As proposed, the new rule would raise the minimum annual salary for an employee to qualify for overtime pay from the current $23,660 ($445 a week) threshold for management employees to $50,440 ($970 a week) under the Fair Labor Standards Act. These numbers would be raised each year based on the 40th percentile of weekly earnings for full-time salaried workers nationwide.
“Right now, too many Americans are working long days for less pay than they deserve,” President Obama said. “That’s partly because we’ve failed to update overtime regulations for years.”
DOL estimates that the new rule will raise wages for up to five million workers. The President said the change will strengthen the middle class because many low-paid supervisors have been exploited under the current limit.
Employer groups don’t buy that argument. Randy Johnson, the U.S. Chamber of Commerce Senior Vice President of Labor, Immigration and Employee Benefits, said it is “another example of the administration being completely divorced from reality and adding more burdens onto employers and expecting them to just absorb the impact.”

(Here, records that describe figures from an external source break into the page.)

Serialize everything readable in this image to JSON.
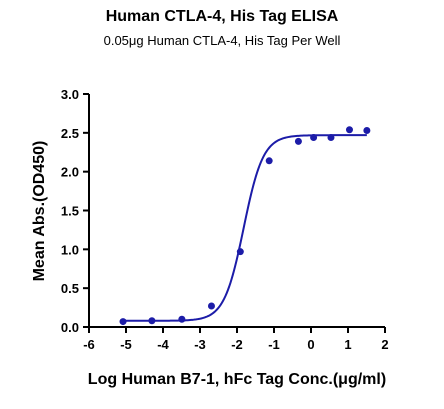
{
  "chart_data": {
    "type": "scatter",
    "title": "Human CTLA-4, His Tag ELISA",
    "subtitle": "0.05μg Human CTLA-4, His Tag Per Well",
    "xlabel": "Log Human B7-1, hFc Tag Conc.(μg/ml)",
    "ylabel": "Mean Abs.(OD450)",
    "xlim": [
      -6,
      2
    ],
    "ylim": [
      0,
      3
    ],
    "xticks": [
      "-6",
      "-5",
      "-4",
      "-3",
      "-2",
      "-1",
      "0",
      "1",
      "2"
    ],
    "yticks": [
      "0.0",
      "0.5",
      "1.0",
      "1.5",
      "2.0",
      "2.5",
      "3.0"
    ],
    "grid": false,
    "colors": {
      "series": "#1c1ca8"
    },
    "series": [
      {
        "x": [
          -5.08,
          -4.3,
          -3.49,
          -2.69,
          -1.91,
          -1.13,
          -0.34,
          0.07,
          0.54,
          1.04,
          1.51
        ],
        "y": [
          0.07,
          0.08,
          0.1,
          0.27,
          0.97,
          2.14,
          2.39,
          2.44,
          2.44,
          2.54,
          2.53
        ]
      }
    ],
    "fit": {
      "bottom": 0.08,
      "top": 2.47,
      "logEC50": -1.82,
      "hill": 1.65
    }
  }
}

New Legislation Would Address Freight Issues
Although Congress has made little progress on a new infrastructure funding program, recently- introduced bills specifically target freight needs.
On June 23 leaders of the Senate Environment and Public Works Committee unveiled a six-year surface transportation reauthorization proposal called the Developing a Reliable and Innovative Vision for the Economy Act, or DRIVE Act
Authored by committee chairman Sen. James Inhofe (R-OK) and ranking minority member Sen. Barbara Boxer (D-CA), the $275 billion plan drew both praise and criticsm.
Although the bill contains provisions sought by freight representatives, it fails to address the biggest stumbling block to a new program: where to find funding. The bill leaves it up to the Senate Finance Committee to find the necessary funding sources.
Congress faces a July 31 deadline for expiration of the current temporary program extension and can’t agree on how to pay for a further extension.